I was careful not to drip the savory dipping sauce from the spring rolls on it, or on his draft registration that he produced as a companion piece a moment later.
 
“My Dad was president of the Johnson County Draft Board, and when the Draft Act was passed the next month, he insisted that I sign up, even though I was already in the Navy,” he said, taking a sip of his savory red beverage. “He said no son of mine is going to be accused of not doing his duty.” He shook his head at the ancient remark. “I was long gone before anyone could utter a word.”
 

(FDR signs the Selective Service Act, September 14, 1940. Photo AP)
 
It was the 15th of August, 1940. By acting as he did, Mac missed the lottery choice that everyone a month younger faced. Mac instantly became a Seaman Apprentice in the United States Navy. Had he waited, his lottery number (like mine, a generation later) would have given him a few more months of liberty, but perhaps delivered him a second lieutenant of Infantry in some dog-face outfit assaulting a beach somewhere.
 
He wrote down the number on his Draft Card, just in case. 6618-238-2523.
 
With the passage of the Selective Training and Service Act of 1940, also known as the Burk-Wadsworth Act, millions of American men a month younger than Mac were subject to the whims of the Selective Service.
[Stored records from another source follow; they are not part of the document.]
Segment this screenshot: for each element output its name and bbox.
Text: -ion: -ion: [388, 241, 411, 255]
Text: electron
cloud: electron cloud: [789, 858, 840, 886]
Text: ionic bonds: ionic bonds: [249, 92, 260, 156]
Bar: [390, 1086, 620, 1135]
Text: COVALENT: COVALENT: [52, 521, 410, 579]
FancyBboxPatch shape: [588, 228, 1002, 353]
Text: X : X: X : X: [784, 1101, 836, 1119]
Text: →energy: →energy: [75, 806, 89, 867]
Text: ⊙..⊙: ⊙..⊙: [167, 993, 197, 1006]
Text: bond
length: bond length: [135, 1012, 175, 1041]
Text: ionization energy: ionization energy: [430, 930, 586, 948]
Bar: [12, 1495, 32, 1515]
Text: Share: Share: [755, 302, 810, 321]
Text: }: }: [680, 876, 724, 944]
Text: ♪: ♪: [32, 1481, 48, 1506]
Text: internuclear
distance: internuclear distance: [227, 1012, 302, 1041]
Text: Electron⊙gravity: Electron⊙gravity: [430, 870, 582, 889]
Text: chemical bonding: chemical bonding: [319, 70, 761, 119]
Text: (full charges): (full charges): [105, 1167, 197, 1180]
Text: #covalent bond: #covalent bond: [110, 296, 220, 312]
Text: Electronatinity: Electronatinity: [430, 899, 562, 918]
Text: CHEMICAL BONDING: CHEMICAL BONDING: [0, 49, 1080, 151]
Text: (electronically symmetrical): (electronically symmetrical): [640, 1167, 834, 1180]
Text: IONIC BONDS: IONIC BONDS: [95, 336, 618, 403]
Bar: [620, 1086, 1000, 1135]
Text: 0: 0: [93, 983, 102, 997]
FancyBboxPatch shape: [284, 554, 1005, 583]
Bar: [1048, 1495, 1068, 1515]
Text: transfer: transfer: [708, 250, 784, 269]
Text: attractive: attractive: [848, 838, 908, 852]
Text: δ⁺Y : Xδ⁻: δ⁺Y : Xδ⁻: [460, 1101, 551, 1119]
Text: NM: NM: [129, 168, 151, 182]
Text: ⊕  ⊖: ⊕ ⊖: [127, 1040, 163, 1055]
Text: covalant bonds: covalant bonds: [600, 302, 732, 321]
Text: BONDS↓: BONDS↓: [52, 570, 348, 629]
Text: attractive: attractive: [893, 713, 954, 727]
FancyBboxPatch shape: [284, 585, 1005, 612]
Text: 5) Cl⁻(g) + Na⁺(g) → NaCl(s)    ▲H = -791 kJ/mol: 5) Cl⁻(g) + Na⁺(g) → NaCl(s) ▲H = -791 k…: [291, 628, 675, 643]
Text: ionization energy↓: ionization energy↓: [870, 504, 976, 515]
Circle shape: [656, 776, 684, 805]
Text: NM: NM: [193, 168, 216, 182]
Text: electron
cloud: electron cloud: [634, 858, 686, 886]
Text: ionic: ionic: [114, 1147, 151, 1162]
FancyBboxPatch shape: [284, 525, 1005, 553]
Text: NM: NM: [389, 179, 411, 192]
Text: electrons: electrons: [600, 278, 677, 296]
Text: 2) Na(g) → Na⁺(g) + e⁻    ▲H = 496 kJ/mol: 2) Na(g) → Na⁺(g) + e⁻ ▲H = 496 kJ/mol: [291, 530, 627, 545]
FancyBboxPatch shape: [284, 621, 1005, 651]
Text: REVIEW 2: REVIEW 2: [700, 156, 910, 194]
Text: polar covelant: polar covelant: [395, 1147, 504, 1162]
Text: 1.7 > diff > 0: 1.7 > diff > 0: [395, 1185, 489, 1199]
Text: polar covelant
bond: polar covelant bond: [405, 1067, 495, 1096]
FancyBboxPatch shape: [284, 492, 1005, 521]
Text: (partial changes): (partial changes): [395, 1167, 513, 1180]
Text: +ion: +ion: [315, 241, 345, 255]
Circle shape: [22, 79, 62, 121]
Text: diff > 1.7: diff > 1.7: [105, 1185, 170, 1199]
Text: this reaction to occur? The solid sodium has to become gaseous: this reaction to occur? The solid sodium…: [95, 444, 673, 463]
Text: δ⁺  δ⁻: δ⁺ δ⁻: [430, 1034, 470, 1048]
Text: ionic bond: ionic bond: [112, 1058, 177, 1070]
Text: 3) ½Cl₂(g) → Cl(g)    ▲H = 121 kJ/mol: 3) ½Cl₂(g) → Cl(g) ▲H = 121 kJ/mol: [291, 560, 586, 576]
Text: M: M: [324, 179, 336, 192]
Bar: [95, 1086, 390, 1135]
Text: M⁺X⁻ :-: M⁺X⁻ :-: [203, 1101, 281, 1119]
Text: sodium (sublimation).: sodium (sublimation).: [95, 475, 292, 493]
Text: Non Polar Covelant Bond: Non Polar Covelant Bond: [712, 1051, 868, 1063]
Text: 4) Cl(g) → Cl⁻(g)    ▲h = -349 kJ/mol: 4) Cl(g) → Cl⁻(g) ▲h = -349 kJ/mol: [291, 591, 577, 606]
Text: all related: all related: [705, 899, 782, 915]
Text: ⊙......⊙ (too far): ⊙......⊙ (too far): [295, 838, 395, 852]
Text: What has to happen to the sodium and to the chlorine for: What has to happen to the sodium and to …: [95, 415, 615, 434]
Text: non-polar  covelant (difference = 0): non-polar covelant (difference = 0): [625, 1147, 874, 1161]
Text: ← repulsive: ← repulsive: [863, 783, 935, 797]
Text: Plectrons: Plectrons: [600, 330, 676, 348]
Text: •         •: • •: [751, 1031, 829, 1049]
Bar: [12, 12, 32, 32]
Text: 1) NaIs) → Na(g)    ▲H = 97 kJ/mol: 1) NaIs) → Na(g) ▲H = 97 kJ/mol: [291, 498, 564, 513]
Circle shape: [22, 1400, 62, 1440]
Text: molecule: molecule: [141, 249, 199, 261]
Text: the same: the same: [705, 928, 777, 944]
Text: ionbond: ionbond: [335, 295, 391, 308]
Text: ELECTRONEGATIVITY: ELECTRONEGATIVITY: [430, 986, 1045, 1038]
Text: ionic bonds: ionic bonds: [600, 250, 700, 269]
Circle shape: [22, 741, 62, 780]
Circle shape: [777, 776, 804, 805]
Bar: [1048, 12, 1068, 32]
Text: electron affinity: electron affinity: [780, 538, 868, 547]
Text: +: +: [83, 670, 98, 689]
(The newest officer candidate in the USN at the moment of truth, July 2010, Andrews AFB. No consent required. Photo Socotra.)
 
My son got a much better deal on Tuesday. He raised his right hand, recited a few words back to the LT, and with multiple signatures on a seemingly unending series of forms, became a push-button E-5. An instantly created second-class Petty Officer, for training purposes only.
 
I think this is a good thing, though it fills me with the same sort of trepidation that Hattie felt about Mac. I thought forward, as you might, to the day three years later he told Dudley “Mush” Morton he would sign on to the crew of the submarine Wahoo for her seventh (and last) war cruise.
 
Mac enjoys his Virgin Maries, and frowned when it arrived without the three fat olives skewered on a stick. Jim was embarrassed to have forgotten. I have cracked the code on the Happy Hour loss-leader glasses of wine. If I let Peter choose the vintage, it can be pretty hefty by the glass. The special was a pedestrian Pino Grigio, and it was fine. I was writing like crazy anyway, anxious to get to February of 1942.
 
Chronologically, this is all backwards, and I apologize. We did the end of the War last time out, but bear with me. I am still curious about the middle part. We have been through the prelude, and the pure chance that divided his OCS class into two parts, the first of which wound up in Manila, just in time to be marched into captivity by the Japs.
 
Mac, of course, wound up in Hawaii, and by chance, delivered into the hands of Joe Rochefort the famous Japanese linguist and cryptologist. His original fate would have been to serve as an investigator, since that was his training at the Naval District HQ  in Seattle. But the Head Bull in Naval Investigations in Honolulu with his pearl-handled pistols said he couldn’t use an unseasoned newbie Ensign like Mac.
 
He had an unfilled requirement to augment some mystery unit at the naval base at Pearl, and that is how Mac wound up in the Combat Intelligence Unit in the basement of the Admin Building.
 
There is a plaque there, near the closed stairwell that once led down to the desks and IBM card-sorting machines. That is where Mac went to work in February of 1942 at the Combat Intelligence Unit, working for Jasper Holmes, Lieutenant, United States Navy.
 
"Holmes was also known as Alec Hudson, but that is another story," said Mac, taking a sip of tomato juice. I made a note to ask.